Voltigieren trainiert die Beweglichkeit, Ausdauer, Kraft, Koordination und Balance. Aber auch kognitive Fähigkeiten wie Teamgeist, Selbstbewusstsein und Verantwortungsbewusstsein lernen die Kinder im Umgang mit dem Pferd und den anderen Voltigierern. Iris Thome hat schon wahre Verwandlungen miterlebt. „Ich erinnere mich da an ein Kind aus dem Anfängerbereich, das wahnsinnig schüchtern war. Heute ist sie eine ausdrucksstarke Voltigiererin und hat unglaublich an Selbstbewusstsein dazu gewonnen“, erzählt sie. Oermann ergänzt: „Zappelige Kinder werden die Ruhe selbst. Kinder mit Koordinationsschwierigkeiten sind nach einer Weile Gymnastiktalente.“Voltigieren ist wie Reiten ein Sport mit dem Pferd: Das Putzen und Fertigmachen gehört ebenso dazu wie ein Grundwissen rund um die Vierbeiner. Im Laufe der Einsteigerkurse machen die Kinder auch die ersten Abzeichen, sogenannte Motivationsabzeichen wie das „Steckenpferd“und das „Kleine Hufeisen“.

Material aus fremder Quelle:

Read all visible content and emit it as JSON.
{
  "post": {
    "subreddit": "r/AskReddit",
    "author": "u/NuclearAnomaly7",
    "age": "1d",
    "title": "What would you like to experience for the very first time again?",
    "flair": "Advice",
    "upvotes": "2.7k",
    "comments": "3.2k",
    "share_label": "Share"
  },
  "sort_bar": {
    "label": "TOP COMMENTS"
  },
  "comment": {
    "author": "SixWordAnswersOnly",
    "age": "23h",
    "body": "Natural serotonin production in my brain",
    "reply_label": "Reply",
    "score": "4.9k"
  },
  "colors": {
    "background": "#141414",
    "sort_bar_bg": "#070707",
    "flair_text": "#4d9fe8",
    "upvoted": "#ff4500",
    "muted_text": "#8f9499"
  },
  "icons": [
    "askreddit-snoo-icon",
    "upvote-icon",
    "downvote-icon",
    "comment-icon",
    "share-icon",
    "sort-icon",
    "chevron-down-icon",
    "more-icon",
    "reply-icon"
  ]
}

Nicht nur im Turnierbereich sind übrigens auch Jungen und Männer gerne gesehen: Bei Hebefiguren in den Kürteilen haben sie oft deutlich mehr Kraft. „Ein Junge hat hier mal mit sechs Jahren angefangen und weitergemacht, bis er 26 Jahre alt war“, erinnert sich Evelyn Oermann. Aufgehört hat er dann nur, weil er als Feuerwehrmann keine Zeit mehr hatte. Voltigieren, das ist viel mehr als nur Turnen auf dem Pferd, sind sich die beiden Frauen einig. „Jeder turnt für sich, aber trotzdem mit dem Pferd“, erläutert Thome, „Das hat immer etwas Spielerisches. Der Voltigierer ist auch Schauspieler und Akrobat.“Ein echtes Multitalent eben.